Gaffigan adds a Phil Hartman–esque ad exec, earning a huge laugh with “Not as good as your ‘By Mennen,’ but good,” the most economical way possible to point out that the Hot Pockets jingle sounds a lot like the shaving-cream song. With just a few lines, Gaffigan paints this powerful man as incompetent and maybe insane. He thinks the befuddled composer who’s clearly making it up as he goes is a genius, and weirdly tells him not to hide his talents in a “bushel basket.” Since we have elevated this man to where he is powerful enough to blanket the country in frozen ham pies, the joke is really on us.
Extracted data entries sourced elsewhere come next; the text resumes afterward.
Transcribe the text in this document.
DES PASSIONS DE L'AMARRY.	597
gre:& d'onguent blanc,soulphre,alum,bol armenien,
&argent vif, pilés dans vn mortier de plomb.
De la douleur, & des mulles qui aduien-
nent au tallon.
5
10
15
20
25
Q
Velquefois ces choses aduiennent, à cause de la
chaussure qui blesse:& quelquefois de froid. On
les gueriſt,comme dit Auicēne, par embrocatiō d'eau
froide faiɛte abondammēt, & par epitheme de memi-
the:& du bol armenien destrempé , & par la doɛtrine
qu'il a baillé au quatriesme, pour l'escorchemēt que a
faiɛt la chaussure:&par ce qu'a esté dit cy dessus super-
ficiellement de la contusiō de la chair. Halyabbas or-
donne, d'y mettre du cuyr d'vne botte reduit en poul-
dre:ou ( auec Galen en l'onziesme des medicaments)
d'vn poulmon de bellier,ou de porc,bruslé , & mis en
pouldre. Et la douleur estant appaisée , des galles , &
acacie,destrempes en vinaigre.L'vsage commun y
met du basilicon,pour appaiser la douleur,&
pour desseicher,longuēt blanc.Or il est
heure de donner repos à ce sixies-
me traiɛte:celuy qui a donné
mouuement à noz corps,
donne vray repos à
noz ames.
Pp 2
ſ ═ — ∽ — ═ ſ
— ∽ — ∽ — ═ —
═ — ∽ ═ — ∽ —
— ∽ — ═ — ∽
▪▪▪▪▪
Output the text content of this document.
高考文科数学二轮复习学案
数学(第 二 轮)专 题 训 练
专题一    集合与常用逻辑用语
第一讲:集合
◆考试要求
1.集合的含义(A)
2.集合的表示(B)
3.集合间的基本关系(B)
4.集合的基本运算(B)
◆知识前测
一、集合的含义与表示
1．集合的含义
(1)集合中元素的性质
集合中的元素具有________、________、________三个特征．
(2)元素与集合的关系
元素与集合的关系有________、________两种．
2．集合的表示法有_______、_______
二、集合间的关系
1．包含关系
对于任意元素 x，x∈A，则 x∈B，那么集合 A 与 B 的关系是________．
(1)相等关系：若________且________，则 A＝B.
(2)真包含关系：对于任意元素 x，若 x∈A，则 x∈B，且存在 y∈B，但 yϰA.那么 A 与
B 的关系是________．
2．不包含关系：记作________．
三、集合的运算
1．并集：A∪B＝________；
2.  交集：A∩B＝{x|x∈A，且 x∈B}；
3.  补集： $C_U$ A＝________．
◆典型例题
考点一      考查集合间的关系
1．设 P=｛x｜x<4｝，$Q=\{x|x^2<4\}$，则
At 3:03, Gaffigan mimes following the absurd directions on the lean pocket as if he has no choice. His silent portrayal of the defeated modern consumer throwing away the thing he just bought because the wrapper said to is a perfect, Chaplin-esque comment on how powerless we often feel. Gaffigan sings some version of the jingle 12 times, each time to the audience’s delight, changing it to “dead pocket,” “diarrhea pocket,” and “flush pocket” to retain the element of surprise. His final bit about a “Hot Pocket”–flavored Hot Pocket — where he says the words “Hot Pocket” five times in a row — ends with one last triumphant rendition of the jingle. Gaffigan’s audience could not be more satiated.
Writing and performance aside, “Hot Pockets” succeeds because of the central observation that grounds it. Corporations surely know when their product is trash. Some products are so clearly trash that the most believable explanation is that it’s intentional. What if the company just came out and said it? Based on the enthusiasm with which we as a society consume Hot Pockets — something we know from all our senses is terrible for us — Gaffigan seems to suggest that it wouldn’t make any difference at all.